Auf Vereinsebene coachte Djordjevic 2015/2016 erstmals in der Euroleague beim griechischen Spitzenverein Panathinaikos Athen. Nach dem Gewinn des griechischen Pokals - unter anderem durch einen Triumph über den Erzrivalen Olympiakos Piräus - gelang auch der Einzug in die Top16 sowie das Achtelfinale.

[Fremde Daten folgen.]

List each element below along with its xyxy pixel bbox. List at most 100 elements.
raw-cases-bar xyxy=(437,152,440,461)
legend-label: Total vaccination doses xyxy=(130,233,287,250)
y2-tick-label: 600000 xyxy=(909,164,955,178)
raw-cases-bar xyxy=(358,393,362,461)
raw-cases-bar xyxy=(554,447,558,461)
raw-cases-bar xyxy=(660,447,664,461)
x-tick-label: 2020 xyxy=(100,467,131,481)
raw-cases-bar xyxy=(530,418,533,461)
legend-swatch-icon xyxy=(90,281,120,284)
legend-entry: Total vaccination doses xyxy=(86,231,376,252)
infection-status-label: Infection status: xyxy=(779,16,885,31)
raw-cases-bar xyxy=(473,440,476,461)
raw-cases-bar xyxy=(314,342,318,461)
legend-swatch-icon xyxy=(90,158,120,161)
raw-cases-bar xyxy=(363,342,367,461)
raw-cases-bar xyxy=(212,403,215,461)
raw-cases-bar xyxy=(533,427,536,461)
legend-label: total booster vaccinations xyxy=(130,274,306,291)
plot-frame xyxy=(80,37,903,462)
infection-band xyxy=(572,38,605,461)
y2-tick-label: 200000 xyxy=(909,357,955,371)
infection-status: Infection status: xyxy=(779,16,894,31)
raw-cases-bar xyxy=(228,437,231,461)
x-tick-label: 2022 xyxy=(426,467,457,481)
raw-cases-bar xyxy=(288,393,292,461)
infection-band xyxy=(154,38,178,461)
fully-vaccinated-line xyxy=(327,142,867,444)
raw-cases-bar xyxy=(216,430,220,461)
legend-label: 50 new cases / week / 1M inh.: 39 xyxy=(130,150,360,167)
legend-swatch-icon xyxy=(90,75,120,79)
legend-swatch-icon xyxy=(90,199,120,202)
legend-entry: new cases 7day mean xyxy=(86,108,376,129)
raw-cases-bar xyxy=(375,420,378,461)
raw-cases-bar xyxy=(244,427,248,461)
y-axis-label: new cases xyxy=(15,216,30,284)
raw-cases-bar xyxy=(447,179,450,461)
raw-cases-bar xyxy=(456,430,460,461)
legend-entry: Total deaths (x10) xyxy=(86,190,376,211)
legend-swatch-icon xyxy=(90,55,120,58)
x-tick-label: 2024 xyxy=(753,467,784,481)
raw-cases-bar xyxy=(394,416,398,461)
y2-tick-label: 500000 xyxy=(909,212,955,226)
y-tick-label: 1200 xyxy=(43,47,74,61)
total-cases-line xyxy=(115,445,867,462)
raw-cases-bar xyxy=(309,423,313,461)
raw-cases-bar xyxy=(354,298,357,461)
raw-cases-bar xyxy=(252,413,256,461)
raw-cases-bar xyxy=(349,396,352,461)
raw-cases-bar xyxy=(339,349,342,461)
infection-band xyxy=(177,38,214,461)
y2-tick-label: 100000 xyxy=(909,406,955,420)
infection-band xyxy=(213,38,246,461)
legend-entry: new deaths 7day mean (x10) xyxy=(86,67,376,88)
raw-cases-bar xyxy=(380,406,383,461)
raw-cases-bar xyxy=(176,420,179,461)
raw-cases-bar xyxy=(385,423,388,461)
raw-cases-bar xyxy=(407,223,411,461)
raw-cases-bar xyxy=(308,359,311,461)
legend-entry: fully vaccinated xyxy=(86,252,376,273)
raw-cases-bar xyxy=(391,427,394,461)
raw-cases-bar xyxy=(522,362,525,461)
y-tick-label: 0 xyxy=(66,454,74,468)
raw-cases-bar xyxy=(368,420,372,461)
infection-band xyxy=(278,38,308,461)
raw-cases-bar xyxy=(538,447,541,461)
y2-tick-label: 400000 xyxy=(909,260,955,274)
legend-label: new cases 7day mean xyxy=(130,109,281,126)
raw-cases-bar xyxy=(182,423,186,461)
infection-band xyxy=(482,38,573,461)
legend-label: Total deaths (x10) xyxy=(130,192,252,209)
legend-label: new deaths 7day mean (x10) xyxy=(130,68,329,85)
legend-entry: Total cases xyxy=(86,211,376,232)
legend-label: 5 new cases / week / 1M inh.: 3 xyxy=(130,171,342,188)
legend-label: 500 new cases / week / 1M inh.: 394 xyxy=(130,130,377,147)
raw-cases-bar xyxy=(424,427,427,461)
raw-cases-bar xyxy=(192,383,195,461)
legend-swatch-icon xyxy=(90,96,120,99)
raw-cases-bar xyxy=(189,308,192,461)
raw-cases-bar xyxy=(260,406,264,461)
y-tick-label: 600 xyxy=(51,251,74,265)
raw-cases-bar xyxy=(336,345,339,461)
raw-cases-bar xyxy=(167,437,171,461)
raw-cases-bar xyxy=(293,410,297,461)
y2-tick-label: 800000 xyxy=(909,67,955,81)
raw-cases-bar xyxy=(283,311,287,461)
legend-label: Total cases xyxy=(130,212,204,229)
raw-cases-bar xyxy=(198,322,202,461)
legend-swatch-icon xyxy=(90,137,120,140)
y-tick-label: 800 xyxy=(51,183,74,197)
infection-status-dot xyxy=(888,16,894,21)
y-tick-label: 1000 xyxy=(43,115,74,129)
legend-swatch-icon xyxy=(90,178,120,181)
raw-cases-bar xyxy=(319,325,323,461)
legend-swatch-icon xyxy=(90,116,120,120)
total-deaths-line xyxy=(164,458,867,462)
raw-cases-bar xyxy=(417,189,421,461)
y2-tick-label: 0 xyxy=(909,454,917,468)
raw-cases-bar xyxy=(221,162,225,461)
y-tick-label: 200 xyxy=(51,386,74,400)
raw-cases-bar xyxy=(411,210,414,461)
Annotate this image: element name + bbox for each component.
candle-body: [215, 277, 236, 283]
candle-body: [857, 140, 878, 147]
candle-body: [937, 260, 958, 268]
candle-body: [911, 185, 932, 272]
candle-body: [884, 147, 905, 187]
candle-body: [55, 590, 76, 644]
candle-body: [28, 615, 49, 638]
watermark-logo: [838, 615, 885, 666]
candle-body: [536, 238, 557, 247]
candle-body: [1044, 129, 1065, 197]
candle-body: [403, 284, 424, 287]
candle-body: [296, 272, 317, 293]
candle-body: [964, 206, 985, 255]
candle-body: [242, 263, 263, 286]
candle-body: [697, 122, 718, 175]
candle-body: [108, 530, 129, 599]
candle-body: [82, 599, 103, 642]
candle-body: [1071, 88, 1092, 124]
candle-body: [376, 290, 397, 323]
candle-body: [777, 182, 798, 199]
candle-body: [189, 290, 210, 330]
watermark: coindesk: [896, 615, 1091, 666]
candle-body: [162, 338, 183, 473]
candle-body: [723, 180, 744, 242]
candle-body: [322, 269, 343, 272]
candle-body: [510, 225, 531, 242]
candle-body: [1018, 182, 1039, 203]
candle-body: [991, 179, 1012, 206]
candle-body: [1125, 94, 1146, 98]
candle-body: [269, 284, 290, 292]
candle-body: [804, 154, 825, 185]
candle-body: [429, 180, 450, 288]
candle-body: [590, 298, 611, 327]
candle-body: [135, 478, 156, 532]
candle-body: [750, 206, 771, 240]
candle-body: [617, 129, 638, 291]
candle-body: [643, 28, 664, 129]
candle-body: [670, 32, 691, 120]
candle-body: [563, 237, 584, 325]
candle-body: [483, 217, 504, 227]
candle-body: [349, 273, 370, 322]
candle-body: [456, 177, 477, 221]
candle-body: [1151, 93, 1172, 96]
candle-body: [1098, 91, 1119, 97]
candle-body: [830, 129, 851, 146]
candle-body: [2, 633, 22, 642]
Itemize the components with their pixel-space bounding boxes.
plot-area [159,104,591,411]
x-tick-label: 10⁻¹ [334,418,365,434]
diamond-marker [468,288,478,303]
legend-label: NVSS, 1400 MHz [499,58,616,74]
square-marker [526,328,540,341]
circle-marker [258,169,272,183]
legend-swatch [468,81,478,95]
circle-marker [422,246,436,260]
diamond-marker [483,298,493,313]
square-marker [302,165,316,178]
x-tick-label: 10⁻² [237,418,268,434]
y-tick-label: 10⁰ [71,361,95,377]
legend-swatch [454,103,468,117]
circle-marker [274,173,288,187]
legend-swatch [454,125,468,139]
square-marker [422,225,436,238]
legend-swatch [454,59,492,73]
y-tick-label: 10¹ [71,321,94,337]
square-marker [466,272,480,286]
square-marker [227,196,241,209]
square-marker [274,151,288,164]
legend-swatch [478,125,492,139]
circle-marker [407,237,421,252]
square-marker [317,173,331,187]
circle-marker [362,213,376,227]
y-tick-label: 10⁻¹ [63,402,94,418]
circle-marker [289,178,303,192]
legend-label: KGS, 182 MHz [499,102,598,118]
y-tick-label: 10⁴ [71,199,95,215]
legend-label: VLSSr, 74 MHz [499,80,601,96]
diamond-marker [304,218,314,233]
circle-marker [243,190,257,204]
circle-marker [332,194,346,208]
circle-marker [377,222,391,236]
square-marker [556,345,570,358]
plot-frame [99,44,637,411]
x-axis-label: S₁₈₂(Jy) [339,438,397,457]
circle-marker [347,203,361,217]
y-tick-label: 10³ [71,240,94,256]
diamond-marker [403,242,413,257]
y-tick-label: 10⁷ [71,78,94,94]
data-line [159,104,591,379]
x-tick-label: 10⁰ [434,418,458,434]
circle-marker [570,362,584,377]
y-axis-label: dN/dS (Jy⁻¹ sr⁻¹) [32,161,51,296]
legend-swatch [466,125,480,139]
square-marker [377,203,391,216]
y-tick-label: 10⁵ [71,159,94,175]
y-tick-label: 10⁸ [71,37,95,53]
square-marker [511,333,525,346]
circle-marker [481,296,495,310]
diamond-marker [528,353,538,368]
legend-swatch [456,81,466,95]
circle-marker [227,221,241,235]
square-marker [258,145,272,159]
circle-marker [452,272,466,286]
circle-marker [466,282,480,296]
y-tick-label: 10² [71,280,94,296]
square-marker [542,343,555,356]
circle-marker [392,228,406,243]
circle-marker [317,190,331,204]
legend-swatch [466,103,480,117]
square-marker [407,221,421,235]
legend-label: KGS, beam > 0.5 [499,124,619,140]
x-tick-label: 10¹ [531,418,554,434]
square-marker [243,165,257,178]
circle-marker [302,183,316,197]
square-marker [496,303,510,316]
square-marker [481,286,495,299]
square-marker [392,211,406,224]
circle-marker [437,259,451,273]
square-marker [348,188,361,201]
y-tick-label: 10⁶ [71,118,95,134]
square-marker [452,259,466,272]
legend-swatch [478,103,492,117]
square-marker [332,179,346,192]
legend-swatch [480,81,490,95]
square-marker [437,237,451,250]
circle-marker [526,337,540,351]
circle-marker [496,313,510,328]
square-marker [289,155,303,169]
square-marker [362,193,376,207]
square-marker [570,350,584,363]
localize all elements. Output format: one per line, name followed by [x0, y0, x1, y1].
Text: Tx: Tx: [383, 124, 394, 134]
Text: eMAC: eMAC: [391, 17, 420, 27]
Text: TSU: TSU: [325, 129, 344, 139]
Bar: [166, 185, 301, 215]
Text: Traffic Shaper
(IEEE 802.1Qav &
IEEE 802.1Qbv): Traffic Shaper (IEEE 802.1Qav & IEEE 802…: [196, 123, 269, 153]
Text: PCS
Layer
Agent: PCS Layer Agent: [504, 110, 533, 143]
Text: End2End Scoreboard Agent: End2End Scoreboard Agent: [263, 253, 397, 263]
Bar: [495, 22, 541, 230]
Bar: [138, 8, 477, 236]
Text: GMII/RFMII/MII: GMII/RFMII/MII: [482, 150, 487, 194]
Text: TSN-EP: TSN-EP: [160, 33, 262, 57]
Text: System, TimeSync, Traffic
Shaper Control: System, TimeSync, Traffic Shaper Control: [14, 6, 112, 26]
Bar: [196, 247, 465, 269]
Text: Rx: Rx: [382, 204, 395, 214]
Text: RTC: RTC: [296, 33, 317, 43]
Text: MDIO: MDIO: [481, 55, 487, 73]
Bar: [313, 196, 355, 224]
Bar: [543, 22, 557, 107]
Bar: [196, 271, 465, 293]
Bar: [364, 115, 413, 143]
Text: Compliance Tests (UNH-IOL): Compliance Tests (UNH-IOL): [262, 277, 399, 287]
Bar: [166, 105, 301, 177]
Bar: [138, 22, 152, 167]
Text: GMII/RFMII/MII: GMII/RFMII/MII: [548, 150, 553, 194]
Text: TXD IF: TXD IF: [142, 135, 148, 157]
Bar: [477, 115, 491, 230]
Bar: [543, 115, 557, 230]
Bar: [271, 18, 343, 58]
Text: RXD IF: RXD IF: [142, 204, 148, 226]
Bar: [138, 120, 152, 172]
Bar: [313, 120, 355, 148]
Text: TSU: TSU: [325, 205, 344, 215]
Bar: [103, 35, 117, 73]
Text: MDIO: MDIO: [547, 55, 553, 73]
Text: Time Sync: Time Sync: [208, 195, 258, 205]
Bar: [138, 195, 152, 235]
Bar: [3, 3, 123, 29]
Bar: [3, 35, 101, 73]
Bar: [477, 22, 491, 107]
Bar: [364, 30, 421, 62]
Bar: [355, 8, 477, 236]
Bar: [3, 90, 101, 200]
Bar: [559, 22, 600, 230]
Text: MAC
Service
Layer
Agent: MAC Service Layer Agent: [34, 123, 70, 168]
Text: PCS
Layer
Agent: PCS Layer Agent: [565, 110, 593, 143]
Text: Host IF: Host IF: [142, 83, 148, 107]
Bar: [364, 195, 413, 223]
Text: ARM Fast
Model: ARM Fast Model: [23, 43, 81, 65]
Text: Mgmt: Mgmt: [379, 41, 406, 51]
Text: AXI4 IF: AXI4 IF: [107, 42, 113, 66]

Nach dem Euroleague-Aus endete sein Engagement in Athen vorzeitig im April 2016; zu dieser Zeit stand Panathinaikos auf Rang eins der Tabelle.

Der Spieler

Djordjevic gehörte zur goldenen jugoslawischen Generation, die im Basketball fast alles gewann. Er trainierte unter den erfolgreichsten Coaches des Kontinents, z.B. Zeljko Obradovic (acht Euroleague-Titel, heute Fenerbahce). Bei Svetislav Pesic wirkte er als Kapitän jener jugoslawischen Auswahl, die 1987 im Finale gegen die USA die Junioren-WM gewann - und aus der zahlreiche weitere Topstars wie Toni Kukoc, Vlade Divac, Dino Radja hervorgingen. Unter seinem Vorgänger hatte er auch 1985 -17-jährig - in der A-Nationalmannschaft debütiert, als Pesic das Team interimistisch bei einem Turnier betreute.

Djordjevic wurde zweimal (1994, ’95) zu „Europas Spieler des Jahres“ gekürt. 2008 folgte durch die Euroleague die Aufnahme in die Liste der „50 bedeutendsten Persönlichkeiten des europäischen Basketballs“.

Djordjevic hatte mit 17 Jahren als Profi bei Partizan Belgrad debütiert, dem er 1992 im Euroleague-Finale mit einem Dreier in der Schlusssekunde den Triumph bescherte. Er wechselte darauf nach Italien, 1993 hielt er mit Mailand wie (zuvor auch schon mit Partizan) den Korac-Cup hoch.

1996 gab Djordjevic ein kurzes Gastspiel in der NBA bei den Portland Trailblazers. Anschließend heuerte er in Spanien beim FC Barcelona an, wo er zwischen 1997 und ’99 zweimal die Meisterschaft und zum dritten Mal den Korac Cup holte. Auch mit Real Madrid feierte er später die Meisterschaft, ehe seine große Karriere in Italien ausklang.

In der Heimat ist Djordevic vor allem als Denker und Leader des jugoslawischen Nationalteams (108 Länderspiele) eine lebende Legende. Seine Bilanz: Olympisches Silber 1996, Weltmeister 1998, dreimal Europameister (1991, ’95, ’97).